Le problème des squatters fait partie des nombreuses recommandations qui figurent au dernier rapport de l’Ombudsperson for Children, rendu public ce mardi 6 octobre.

L’Ombudsperson for Children relève qu’il est risqué pour des enfants de vivre dans des tentes. « Pour son éducation, ses relations avec ses parents, c’est dangereux. Il faudra que nous trouvions tous ensemble des solutions », a précisé Rita Venkatasawmy. D’où l’importance que ces recommandations fassent écho auprès des autorités, a-t-elle soutenu.

Rita Venkatasawmy se dit, dans un premier temps, en faveur de la mise sur pied de « maisons de relais » destinées à soutenir les familles sans logement. « C’est une solution qui permettra aux enfants de ne plus vivre dans un camp de squatters », a-t-elle expliqué.

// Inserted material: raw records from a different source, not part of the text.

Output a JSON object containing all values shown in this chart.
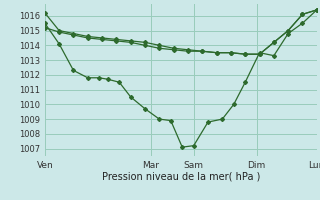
{
  "background_color": "#cce8e8",
  "grid_color": "#99ccbb",
  "line_color": "#2d6a2d",
  "marker_color": "#2d6a2d",
  "xlabel": "Pression niveau de la mer( hPa )",
  "ylim": [
    1006.5,
    1016.8
  ],
  "yticks": [
    1007,
    1008,
    1009,
    1010,
    1011,
    1012,
    1013,
    1014,
    1015,
    1016
  ],
  "xtick_labels": [
    "Ven",
    "Mar",
    "Sam",
    "Dim",
    "Lun"
  ],
  "xtick_positions": [
    0,
    37,
    52,
    74,
    95
  ],
  "total_points": 96,
  "series1_x": [
    0,
    5,
    10,
    15,
    20,
    25,
    30,
    35,
    40,
    45,
    50,
    55,
    60,
    65,
    70,
    75,
    80,
    85,
    90,
    95
  ],
  "series1_y": [
    1016.2,
    1015.0,
    1014.8,
    1014.6,
    1014.5,
    1014.4,
    1014.3,
    1014.2,
    1014.0,
    1013.8,
    1013.7,
    1013.6,
    1013.5,
    1013.5,
    1013.4,
    1013.4,
    1014.2,
    1015.0,
    1016.1,
    1016.4
  ],
  "series2_x": [
    0,
    5,
    10,
    15,
    20,
    25,
    30,
    35,
    40,
    45,
    50,
    55,
    60,
    65,
    70,
    75,
    80,
    85,
    90,
    95
  ],
  "series2_y": [
    1015.2,
    1014.9,
    1014.7,
    1014.5,
    1014.4,
    1014.3,
    1014.2,
    1014.0,
    1013.8,
    1013.7,
    1013.6,
    1013.6,
    1013.5,
    1013.5,
    1013.4,
    1013.4,
    1014.2,
    1015.0,
    1016.1,
    1016.4
  ],
  "series3_x": [
    0,
    5,
    10,
    15,
    19,
    22,
    26,
    30,
    35,
    40,
    44,
    48,
    52,
    57,
    62,
    66,
    70,
    75,
    80,
    85,
    90,
    95
  ],
  "series3_y": [
    1015.5,
    1014.1,
    1012.3,
    1011.8,
    1011.8,
    1011.7,
    1011.5,
    1010.5,
    1009.7,
    1009.0,
    1008.9,
    1007.1,
    1007.2,
    1008.8,
    1009.0,
    1010.0,
    1011.5,
    1013.5,
    1013.3,
    1014.8,
    1015.5,
    1016.4
  ],
  "vline_x": [
    37,
    52,
    74,
    95
  ]
}
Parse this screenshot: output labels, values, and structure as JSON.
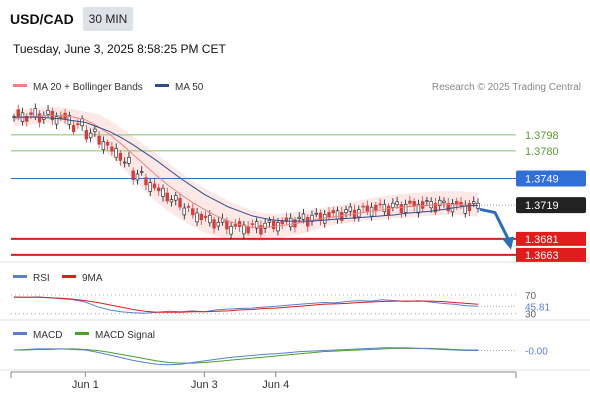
{
  "header": {
    "symbol": "USD/CAD",
    "timeframe": "30 MIN",
    "datetime": "Tuesday, June 3, 2025 8:58:25 PM CET"
  },
  "legend": {
    "ma20_label": "MA 20 + Bollinger Bands",
    "ma50_label": "MA 50",
    "copyright": "Research © 2025 Trading Central"
  },
  "colors": {
    "ma20": "#f08080",
    "ma50": "#2e4e8a",
    "bollinger_fill": "#fde4e4",
    "resistance": "#8dc06a",
    "pivot": "#2f6fd6",
    "support": "#e01c1c",
    "last_price": "#222222",
    "candle_up": "#1a1a1a",
    "candle_down": "#d04040",
    "rsi": "#5b7fd6",
    "rsi_ma": "#e01c1c",
    "macd": "#5b7fd6",
    "macd_signal": "#4aa02c"
  },
  "chart_data": [
    {
      "type": "candlestick",
      "ylim": [
        1.3655,
        1.3835
      ],
      "levels": [
        {
          "value": 1.3798,
          "label": "1.3798",
          "role": "resistance"
        },
        {
          "value": 1.378,
          "label": "1.3780",
          "role": "resistance"
        },
        {
          "value": 1.3749,
          "label": "1.3749",
          "role": "pivot"
        },
        {
          "value": 1.3719,
          "label": "1.3719",
          "role": "last"
        },
        {
          "value": 1.3681,
          "label": "1.3681",
          "role": "support"
        },
        {
          "value": 1.3663,
          "label": "1.3663",
          "role": "support"
        }
      ],
      "forecast_arrow": {
        "from": 1.3714,
        "to": 1.367,
        "direction": "down"
      },
      "series": [
        {
          "name": "MA 20",
          "values": [
            1.3816,
            1.3818,
            1.3819,
            1.382,
            1.382,
            1.3818,
            1.3815,
            1.3808,
            1.3799,
            1.3788,
            1.3776,
            1.3764,
            1.3752,
            1.3741,
            1.3731,
            1.3722,
            1.3714,
            1.3707,
            1.3701,
            1.3697,
            1.3694,
            1.3694,
            1.3695,
            1.3697,
            1.3699,
            1.3702,
            1.3704,
            1.3706,
            1.3708,
            1.371,
            1.3712,
            1.3714,
            1.3716,
            1.3717,
            1.3718,
            1.3719,
            1.372,
            1.372,
            1.3719,
            1.3718
          ]
        },
        {
          "name": "MA 50",
          "values": [
            1.3818,
            1.3818,
            1.3818,
            1.3817,
            1.3816,
            1.3814,
            1.3812,
            1.3807,
            1.3802,
            1.3795,
            1.3787,
            1.3778,
            1.3769,
            1.3759,
            1.3749,
            1.374,
            1.3731,
            1.3724,
            1.3717,
            1.3712,
            1.3707,
            1.3704,
            1.3702,
            1.3701,
            1.3701,
            1.3701,
            1.3702,
            1.3703,
            1.3704,
            1.3705,
            1.3706,
            1.3707,
            1.3708,
            1.371,
            1.3711,
            1.3712,
            1.3714,
            1.3716,
            1.3718,
            1.3719
          ]
        },
        {
          "name": "Bollinger Upper",
          "values": [
            1.3825,
            1.3827,
            1.3828,
            1.3829,
            1.3829,
            1.3827,
            1.3824,
            1.3822,
            1.3815,
            1.3806,
            1.3796,
            1.3786,
            1.3776,
            1.3766,
            1.3756,
            1.3746,
            1.3738,
            1.3731,
            1.3724,
            1.3718,
            1.3713,
            1.371,
            1.3709,
            1.371,
            1.3712,
            1.3714,
            1.3716,
            1.3718,
            1.3721,
            1.3724,
            1.3727,
            1.3729,
            1.3731,
            1.3732,
            1.3733,
            1.3734,
            1.3735,
            1.3735,
            1.3734,
            1.3733
          ]
        },
        {
          "name": "Bollinger Lower",
          "values": [
            1.3807,
            1.3809,
            1.381,
            1.3811,
            1.3811,
            1.3809,
            1.3806,
            1.379,
            1.3775,
            1.3763,
            1.3748,
            1.3735,
            1.3722,
            1.3712,
            1.3703,
            1.3695,
            1.3688,
            1.3684,
            1.3681,
            1.368,
            1.3679,
            1.3679,
            1.3681,
            1.3684,
            1.3686,
            1.369,
            1.3694,
            1.3697,
            1.3699,
            1.3701,
            1.3702,
            1.3703,
            1.3704,
            1.3705,
            1.3706,
            1.3707,
            1.3708,
            1.3708,
            1.3707,
            1.3706
          ]
        }
      ]
    },
    {
      "type": "line",
      "title": "RSI",
      "ylim": [
        25,
        85
      ],
      "levels": [
        {
          "value": 70,
          "label": "70"
        },
        {
          "value": 30,
          "label": "30"
        }
      ],
      "current": {
        "value": 45.81,
        "label": "45.81"
      },
      "series": [
        {
          "name": "RSI",
          "values": [
            66,
            65,
            66,
            64,
            62,
            60,
            55,
            45,
            38,
            34,
            32,
            31,
            33,
            35,
            34,
            36,
            34,
            38,
            40,
            41,
            42,
            44,
            46,
            48,
            50,
            52,
            54,
            53,
            56,
            58,
            57,
            60,
            58,
            56,
            58,
            55,
            52,
            50,
            47,
            46
          ]
        },
        {
          "name": "9MA",
          "values": [
            65,
            65,
            65,
            64,
            63,
            61,
            58,
            54,
            49,
            44,
            39,
            35,
            33,
            33,
            33,
            34,
            34,
            35,
            36,
            38,
            39,
            41,
            42,
            44,
            46,
            48,
            50,
            51,
            52,
            54,
            55,
            56,
            57,
            57,
            57,
            57,
            56,
            54,
            52,
            50
          ]
        }
      ]
    },
    {
      "type": "line",
      "title": "MACD",
      "ylim": [
        -0.0032,
        0.0012
      ],
      "current": {
        "value": 0.0,
        "label": "-0.00"
      },
      "series": [
        {
          "name": "MACD",
          "values": [
            0.0001,
            0.0002,
            0.0003,
            0.0003,
            0.0003,
            0.0002,
            0.0001,
            -0.0003,
            -0.0008,
            -0.0013,
            -0.0018,
            -0.0022,
            -0.0025,
            -0.0026,
            -0.0025,
            -0.0022,
            -0.0019,
            -0.0016,
            -0.0013,
            -0.0011,
            -0.0009,
            -0.0007,
            -0.0006,
            -0.0004,
            -0.0002,
            -0.0001,
            0.0,
            0.0001,
            0.0002,
            0.0003,
            0.0004,
            0.0005,
            0.0005,
            0.0005,
            0.0004,
            0.0003,
            0.0002,
            0.0001,
            0.0,
            0.0
          ]
        },
        {
          "name": "MACD Signal",
          "values": [
            0.0001,
            0.0001,
            0.0002,
            0.0002,
            0.0003,
            0.0003,
            0.0002,
            0.0,
            -0.0003,
            -0.0007,
            -0.0011,
            -0.0015,
            -0.0019,
            -0.0022,
            -0.0023,
            -0.0023,
            -0.0022,
            -0.002,
            -0.0018,
            -0.0016,
            -0.0014,
            -0.0012,
            -0.001,
            -0.0008,
            -0.0006,
            -0.0004,
            -0.0002,
            -0.0001,
            0.0,
            0.0001,
            0.0002,
            0.0003,
            0.0004,
            0.0004,
            0.0004,
            0.0004,
            0.0003,
            0.0002,
            0.0001,
            0.0001
          ]
        }
      ]
    }
  ],
  "xaxis": {
    "ticks": [
      {
        "label": "Jun 1",
        "index": 6
      },
      {
        "label": "Jun 3",
        "index": 16
      },
      {
        "label": "Jun 4",
        "index": 22
      }
    ]
  },
  "indicator_legends": {
    "rsi_label": "RSI",
    "rsi_ma_label": "9MA",
    "macd_label": "MACD",
    "macd_signal_label": "MACD Signal"
  }
}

Pour rappel, de nombreux squatters dorment sous des tentes depuis que leurs abris ont été démolis sur ordre du gouvernement en plein confinement.

L’Ombudsperson for Children souhaite la mise sur pied d’ateliers de travail avec l’aide d’ONG, afin de pouvoir offrir aux familles un encadrement adéquat. « Il faut un soutien  individualisé et spécialisé dans l’accompagnement de ces familles, de même qu’un travail en profondeur », a réclamé Rita Venkatasawmy.

Revenant sur l’importance de compiler des données sur la situation de ces familles, elle a souligné que des enquêtes ont été réalisées auprès de ces camps de squatters. Pour l’heure, 17 cas dits « genuine » ont été identifiés. Parmi, 27 enfants.